Nanopatches that can be self-administered – and even put in the post – could transform infectious disease prevention.
The "nanopatch" is about a square centimetre in size, it administers a minute, needle-free vaccine dose to a person's skin, dramatically reduces costs and needs neither to be administered by trained medical staff nor to be refrigerated.
But Professor Mark Kendall, a former Oxford rocket scientist turned bioengineer at the University of Queensland in Australia, is cautious about the prospects for what many are hoping could revolutionise infectious disease prevention in developing countries, where around 17 million people die from avoidable diseases each year.
"It has many advantages.
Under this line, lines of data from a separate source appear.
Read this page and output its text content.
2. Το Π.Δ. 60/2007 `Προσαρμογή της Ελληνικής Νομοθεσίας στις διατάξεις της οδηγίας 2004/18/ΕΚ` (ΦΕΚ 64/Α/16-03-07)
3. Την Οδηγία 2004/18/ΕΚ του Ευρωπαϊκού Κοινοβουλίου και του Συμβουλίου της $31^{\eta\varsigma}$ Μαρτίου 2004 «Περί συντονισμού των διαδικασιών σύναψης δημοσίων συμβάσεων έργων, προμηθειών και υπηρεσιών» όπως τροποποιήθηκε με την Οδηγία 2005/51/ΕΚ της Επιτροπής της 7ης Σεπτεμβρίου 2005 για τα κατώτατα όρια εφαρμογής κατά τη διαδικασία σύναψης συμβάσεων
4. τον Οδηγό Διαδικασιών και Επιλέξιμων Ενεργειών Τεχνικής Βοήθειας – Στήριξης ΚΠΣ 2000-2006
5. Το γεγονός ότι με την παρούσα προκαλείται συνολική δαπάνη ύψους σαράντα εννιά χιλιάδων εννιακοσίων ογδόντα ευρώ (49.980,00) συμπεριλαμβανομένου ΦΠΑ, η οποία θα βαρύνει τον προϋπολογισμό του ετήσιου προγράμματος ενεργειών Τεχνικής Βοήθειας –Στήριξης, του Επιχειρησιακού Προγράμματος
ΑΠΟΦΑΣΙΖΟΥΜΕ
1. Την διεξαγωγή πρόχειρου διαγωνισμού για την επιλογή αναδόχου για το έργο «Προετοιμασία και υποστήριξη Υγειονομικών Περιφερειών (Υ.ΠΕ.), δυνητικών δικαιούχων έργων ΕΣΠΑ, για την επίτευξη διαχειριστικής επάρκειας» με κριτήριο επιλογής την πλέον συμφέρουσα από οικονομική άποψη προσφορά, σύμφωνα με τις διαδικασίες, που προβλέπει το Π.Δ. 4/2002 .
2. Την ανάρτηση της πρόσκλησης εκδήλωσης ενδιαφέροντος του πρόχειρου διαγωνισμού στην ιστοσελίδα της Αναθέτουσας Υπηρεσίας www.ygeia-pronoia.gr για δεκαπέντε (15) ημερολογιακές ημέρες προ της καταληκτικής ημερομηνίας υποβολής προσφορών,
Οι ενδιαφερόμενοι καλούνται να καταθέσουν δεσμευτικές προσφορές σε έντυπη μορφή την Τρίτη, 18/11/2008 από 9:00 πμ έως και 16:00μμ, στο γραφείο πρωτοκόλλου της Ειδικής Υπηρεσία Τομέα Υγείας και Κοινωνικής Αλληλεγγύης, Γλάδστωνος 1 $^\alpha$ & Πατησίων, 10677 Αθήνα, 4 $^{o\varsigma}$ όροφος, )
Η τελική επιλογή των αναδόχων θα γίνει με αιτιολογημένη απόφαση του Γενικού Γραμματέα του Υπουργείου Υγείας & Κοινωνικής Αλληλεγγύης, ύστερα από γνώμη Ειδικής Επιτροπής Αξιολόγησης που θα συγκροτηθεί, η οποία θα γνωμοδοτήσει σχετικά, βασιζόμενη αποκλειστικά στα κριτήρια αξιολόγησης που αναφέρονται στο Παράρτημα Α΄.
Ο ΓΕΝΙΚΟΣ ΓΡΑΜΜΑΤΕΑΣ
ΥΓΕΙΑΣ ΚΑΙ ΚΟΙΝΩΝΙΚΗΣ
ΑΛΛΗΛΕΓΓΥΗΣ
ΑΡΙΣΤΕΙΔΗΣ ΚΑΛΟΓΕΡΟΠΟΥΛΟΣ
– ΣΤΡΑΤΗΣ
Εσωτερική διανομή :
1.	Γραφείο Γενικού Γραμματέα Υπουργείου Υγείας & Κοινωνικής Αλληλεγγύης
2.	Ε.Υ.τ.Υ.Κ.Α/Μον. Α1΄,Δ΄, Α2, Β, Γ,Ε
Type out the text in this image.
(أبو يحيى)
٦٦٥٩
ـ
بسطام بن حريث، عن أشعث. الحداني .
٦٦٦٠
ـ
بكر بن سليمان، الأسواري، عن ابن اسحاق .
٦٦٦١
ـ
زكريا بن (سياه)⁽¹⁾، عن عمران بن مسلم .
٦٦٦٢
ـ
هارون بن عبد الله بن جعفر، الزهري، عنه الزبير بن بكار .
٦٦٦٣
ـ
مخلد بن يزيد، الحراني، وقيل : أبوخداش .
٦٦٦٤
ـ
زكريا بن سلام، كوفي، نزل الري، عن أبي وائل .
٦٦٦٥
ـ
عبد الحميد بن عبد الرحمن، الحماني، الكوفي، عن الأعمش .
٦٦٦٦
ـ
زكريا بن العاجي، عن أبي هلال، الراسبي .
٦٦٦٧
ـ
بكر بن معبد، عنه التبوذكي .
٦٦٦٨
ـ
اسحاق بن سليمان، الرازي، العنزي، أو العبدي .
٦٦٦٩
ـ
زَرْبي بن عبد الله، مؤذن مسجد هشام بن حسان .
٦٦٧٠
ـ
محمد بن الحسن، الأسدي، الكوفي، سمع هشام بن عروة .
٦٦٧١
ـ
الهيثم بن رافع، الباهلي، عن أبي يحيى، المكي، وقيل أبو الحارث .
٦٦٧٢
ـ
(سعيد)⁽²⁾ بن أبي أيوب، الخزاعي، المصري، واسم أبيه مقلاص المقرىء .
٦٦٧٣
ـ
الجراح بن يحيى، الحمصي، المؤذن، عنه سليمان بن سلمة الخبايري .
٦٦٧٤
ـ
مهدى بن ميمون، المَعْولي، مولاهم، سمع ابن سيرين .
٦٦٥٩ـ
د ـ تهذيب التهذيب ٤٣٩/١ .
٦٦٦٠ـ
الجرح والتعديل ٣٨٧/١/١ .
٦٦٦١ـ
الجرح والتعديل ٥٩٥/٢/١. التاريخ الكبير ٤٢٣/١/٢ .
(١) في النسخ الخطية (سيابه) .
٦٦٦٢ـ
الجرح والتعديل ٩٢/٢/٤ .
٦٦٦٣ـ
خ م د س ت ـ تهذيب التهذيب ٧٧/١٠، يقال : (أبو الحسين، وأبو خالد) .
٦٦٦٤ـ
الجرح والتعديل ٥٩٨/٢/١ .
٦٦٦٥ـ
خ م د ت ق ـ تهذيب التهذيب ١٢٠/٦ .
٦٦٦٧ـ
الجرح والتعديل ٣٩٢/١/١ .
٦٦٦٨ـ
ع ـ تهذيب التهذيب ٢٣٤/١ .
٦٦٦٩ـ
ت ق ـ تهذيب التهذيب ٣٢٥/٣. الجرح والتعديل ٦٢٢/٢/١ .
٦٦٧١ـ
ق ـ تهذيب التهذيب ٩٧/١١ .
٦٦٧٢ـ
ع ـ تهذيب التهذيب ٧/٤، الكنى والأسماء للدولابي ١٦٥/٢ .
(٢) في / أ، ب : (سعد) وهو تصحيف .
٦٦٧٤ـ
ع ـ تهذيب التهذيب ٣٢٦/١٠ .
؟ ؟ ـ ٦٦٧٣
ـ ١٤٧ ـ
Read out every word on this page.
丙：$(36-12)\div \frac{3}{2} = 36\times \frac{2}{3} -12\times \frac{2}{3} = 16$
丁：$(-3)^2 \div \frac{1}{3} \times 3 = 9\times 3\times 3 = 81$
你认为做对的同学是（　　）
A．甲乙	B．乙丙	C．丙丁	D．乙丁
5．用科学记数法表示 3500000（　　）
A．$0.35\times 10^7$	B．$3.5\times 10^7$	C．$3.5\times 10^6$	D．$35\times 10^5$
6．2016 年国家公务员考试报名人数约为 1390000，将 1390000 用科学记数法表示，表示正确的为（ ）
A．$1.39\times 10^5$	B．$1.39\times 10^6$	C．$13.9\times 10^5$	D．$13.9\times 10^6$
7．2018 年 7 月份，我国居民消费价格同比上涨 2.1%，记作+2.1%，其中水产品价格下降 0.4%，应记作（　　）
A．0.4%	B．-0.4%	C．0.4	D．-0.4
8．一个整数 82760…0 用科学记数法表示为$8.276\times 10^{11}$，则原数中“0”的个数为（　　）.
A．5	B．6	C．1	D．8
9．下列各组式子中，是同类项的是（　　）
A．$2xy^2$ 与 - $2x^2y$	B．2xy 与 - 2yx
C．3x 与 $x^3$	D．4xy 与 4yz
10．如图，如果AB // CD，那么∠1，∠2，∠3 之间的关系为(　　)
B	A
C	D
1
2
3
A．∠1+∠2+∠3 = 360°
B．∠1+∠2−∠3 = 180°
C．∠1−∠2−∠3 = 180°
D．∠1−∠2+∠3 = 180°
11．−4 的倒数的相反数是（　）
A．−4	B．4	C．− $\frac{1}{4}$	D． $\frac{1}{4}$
It is pain-free, very low cost and could be self-administered. It could be posted to people as it needs no skill to administer. Where [some vaccines] cost $50 (£31) each, this could reduce the cost to $1," he says.
The traditional syringe and needle vaccination, which has barely changed since it was invented in 1853, has big disadvantages, he says. It injects the vaccine into the muscle, which has few immune cells; it needs a relatively large shot of vaccine, and it poses problems with needle contamination and disposal.
So far, his research team has tested vaccine patches against influenza, human papillomavirus (HPV) and even malaria on mice. "The patch uses an applicator to place a very small dose of vaccine directly on the skin where immune cells are most abundant. We do not understand fully why it works so well [but] we do know it works fantastically well on animals. If we can translate that to humans … it could potentially change the world of vaccinations. But we still have a very long way to go," he says.
The great hope is that in the event of a pandemic, these patches could be posted to thousands or even millions of people because they don't need refrigeration and can be self-administered.
Kendall has just returned from Papua New Guinea (PNG), which has the highest incidence of HPV – a virus that can lead to cervical cancer, which is a leading cause of death in young women in developing countries. He took three prototypes of the patch and these were given to local healthcare workers to apply to hospital patients.
The success of the trials means the team may be able to fasttrack full clinical trials on humans next year, Kendall says. The first would be carried out in his home city of Brisbane, followed up in PNG. Even so, he says, it could take 10 years before the nanopatch is on the market.
Kendall, whose team has a three-year research contract with drug company Merck, has been awarded $100,000 by Rolex, specifically to enable poorer countries to take advantage of the development at the same time as wealthier countries. "The natural pattern of a development like this would be to concentrate on developed countries, with developing countries eventually seeing it. The award means we can work on them both in parallel," he says.